The Invisible Man Makes Visible Profits

Well, Elisabeth Moss looking like she’s hag-ridden and crying all the time is what the people want.

And thus, after pulling a decent weekend against a low budget, the director of the needlessly political The Invisible Man is getting signed to more work, this time with Blumhouse.

Eh. Ok. my attraction to her has been invisible since the days of Mad Men.

From the trades:

After opening at the top of the box office this weekend, the R-rated, “The Invisible Man” has grossed roughly $29 million so far off of a $9 million budget. “The Invisible Man,” director Leigh Whannel has signed a first-look deal with Jason Blum’s Blumhouse Productions for film and television.

What is really telling here is that there are two models now for driving profits in Hollywood: low budget, stupidly political, PG-13 or R-rated, “horror” films, and loud obnoxious, genre-defining superhero films with big budgets that only Disney can make.

But don’t ask us. Talk to Simon Pegg. Or this Leigh Whannel cat.

Blumhouse Has a Track Record

Known for producing either low budget dreck like the Insidious film franchise, the Purge film franchise, and the Paranormal Activity films, or low budget critical darlings like Whiplash, Black kKklansman or Get Out, Blumhouse has made a name for themselves over the last ten years.

She’s looking up and away. He’s looking at the camera. What does that tell you?

This writer personally has never seen a Blumhouse film production, but apparently a lot of other people have.

From the trades, yet again:

The two-year first-look deal will cover projects that Whannell proposes to write direct or produce. Whannell and Blumhouse have collaborated on seven projects in the last 10 years, including the “Insidious” franchise and “Upgrade.”

“Leigh creates movies which not only launch franchises but fundamentally change the landscape of their genre. After he and James Wan made ‘Saw,’ it launched dozens of copycats. Their work with Blumhouse on ‘Insidious’ launched not just a franchise, but dozens of classical proscenium PG-13 supernatural horror films.
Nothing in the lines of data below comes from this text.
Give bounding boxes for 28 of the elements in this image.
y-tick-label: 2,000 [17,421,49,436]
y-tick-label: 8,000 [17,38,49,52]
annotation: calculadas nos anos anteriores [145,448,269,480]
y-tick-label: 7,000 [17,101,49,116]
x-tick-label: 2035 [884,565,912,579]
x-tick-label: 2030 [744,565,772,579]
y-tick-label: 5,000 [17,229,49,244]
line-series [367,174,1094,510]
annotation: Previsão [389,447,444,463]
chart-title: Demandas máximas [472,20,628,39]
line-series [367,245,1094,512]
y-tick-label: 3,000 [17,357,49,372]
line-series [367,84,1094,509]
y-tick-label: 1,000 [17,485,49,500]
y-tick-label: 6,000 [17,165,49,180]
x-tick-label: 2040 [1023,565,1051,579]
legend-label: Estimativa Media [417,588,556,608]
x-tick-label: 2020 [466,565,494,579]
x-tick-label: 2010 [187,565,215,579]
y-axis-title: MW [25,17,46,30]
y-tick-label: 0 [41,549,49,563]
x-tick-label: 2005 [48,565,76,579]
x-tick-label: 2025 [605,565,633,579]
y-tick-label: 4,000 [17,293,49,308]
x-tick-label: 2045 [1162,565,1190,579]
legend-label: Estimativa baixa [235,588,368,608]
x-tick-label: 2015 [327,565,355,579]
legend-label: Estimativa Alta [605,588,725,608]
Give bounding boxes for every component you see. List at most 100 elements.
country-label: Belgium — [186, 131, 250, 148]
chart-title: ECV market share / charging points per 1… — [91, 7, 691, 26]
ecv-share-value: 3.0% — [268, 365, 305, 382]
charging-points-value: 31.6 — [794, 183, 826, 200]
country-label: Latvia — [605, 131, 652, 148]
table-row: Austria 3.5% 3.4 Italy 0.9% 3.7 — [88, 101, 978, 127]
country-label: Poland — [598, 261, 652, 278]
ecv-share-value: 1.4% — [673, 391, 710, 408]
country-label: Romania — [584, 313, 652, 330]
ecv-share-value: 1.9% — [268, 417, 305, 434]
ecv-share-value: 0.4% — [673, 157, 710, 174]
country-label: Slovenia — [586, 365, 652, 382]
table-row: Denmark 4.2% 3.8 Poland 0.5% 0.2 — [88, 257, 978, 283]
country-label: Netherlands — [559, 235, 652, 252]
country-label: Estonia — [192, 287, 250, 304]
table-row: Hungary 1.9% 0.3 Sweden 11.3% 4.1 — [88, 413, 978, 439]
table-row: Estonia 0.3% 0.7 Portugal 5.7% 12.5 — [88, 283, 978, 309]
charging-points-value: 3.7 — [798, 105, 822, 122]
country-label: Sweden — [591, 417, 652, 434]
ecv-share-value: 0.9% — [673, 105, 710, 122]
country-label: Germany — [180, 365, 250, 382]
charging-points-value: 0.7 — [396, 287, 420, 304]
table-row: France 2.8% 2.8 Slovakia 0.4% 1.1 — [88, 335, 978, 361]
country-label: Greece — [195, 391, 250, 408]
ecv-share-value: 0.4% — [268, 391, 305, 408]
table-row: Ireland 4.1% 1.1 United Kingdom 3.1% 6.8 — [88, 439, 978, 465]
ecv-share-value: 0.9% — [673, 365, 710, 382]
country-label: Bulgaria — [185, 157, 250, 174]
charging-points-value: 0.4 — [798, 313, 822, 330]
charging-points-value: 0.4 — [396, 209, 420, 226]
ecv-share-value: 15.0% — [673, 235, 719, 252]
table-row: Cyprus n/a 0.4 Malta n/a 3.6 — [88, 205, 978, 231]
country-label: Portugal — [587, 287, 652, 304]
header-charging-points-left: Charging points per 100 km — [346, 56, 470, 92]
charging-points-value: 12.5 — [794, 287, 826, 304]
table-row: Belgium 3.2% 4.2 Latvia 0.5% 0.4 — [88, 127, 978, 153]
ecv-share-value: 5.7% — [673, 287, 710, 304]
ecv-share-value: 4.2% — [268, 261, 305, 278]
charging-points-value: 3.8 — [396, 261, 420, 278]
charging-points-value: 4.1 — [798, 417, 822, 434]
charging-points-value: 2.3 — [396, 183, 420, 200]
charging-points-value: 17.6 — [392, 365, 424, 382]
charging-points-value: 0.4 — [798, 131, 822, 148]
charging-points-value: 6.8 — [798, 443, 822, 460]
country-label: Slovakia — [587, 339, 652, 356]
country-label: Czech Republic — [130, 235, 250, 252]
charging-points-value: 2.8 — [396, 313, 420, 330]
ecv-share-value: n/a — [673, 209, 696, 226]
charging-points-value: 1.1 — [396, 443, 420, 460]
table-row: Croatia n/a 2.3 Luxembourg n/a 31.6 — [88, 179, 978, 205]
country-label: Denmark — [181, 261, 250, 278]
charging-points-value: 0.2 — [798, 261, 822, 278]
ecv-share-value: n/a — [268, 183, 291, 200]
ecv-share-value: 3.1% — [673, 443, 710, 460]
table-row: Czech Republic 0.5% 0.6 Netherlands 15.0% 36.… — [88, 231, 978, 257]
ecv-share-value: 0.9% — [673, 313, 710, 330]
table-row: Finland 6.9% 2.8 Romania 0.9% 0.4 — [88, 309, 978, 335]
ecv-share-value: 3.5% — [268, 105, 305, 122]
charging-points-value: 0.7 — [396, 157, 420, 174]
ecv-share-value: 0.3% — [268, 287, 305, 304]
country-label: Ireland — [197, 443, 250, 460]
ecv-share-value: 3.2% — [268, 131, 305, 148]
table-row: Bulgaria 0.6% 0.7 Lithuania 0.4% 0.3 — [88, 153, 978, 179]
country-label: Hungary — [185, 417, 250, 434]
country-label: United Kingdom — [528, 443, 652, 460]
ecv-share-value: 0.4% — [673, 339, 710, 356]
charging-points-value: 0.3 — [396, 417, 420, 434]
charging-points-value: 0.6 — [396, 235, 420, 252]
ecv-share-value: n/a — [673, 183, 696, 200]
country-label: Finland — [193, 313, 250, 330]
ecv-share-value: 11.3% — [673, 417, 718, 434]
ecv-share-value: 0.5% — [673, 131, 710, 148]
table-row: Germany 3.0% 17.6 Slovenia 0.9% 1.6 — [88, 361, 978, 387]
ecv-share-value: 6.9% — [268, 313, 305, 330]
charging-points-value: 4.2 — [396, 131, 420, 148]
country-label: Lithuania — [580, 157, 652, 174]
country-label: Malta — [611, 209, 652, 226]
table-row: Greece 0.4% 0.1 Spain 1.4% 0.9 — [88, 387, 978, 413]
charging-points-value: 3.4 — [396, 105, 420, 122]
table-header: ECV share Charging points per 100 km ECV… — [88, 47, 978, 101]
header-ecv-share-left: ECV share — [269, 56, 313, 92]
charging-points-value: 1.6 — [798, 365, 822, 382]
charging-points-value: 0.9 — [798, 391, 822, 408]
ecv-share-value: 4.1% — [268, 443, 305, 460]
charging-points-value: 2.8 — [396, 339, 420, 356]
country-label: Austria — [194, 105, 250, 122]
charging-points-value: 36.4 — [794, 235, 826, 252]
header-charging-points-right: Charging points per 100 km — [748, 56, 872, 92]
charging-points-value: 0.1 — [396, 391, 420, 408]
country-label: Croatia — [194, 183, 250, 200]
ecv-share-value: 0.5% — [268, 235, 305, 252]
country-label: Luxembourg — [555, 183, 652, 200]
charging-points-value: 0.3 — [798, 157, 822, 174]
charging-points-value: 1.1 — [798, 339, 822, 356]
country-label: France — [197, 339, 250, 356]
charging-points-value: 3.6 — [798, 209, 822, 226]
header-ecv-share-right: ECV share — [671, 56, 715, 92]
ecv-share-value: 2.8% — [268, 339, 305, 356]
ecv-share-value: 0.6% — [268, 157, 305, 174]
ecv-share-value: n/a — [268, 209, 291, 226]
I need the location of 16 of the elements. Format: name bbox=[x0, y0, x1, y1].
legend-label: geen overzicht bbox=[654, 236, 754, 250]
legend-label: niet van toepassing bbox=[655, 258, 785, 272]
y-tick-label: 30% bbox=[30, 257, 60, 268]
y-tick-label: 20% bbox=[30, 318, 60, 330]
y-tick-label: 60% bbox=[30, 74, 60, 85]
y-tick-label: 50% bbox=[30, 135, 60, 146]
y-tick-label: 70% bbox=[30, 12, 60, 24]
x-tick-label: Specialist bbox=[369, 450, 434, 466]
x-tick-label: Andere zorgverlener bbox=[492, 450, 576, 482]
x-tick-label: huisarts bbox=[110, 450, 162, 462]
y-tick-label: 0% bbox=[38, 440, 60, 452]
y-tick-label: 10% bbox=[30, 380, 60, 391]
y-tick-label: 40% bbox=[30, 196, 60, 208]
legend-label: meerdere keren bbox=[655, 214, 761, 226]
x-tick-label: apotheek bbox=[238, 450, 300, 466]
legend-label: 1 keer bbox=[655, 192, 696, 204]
I have no doubt that will be true for ‘The Invisible Man’ and for anything else he wants to create. I just want to be there with him when he does,” said Blum.

If you’re a director and you want to “win” in Hollywood you have to go where the game is being played these days.

What Are We To Make of All of This?

Well, for one, expect more stuff like Get Out and The Invisible Man in your cinematic future.

Over the next ten years, the hollowing out of midlevel, non-genre films will continue, even as the MCU and Disney wreck their brand goodwill on the shores of social justice moralizing.

More of this is coming. Much, much more.

Second, expect that more directors like Whannell will go to smaller production companies, or to streaming services, as the “ego” cost of being involved with genres like Star Wars, an MCU film, or even a live-action Disney remake becomes less interesting and more problematic from a “vision” standpoint.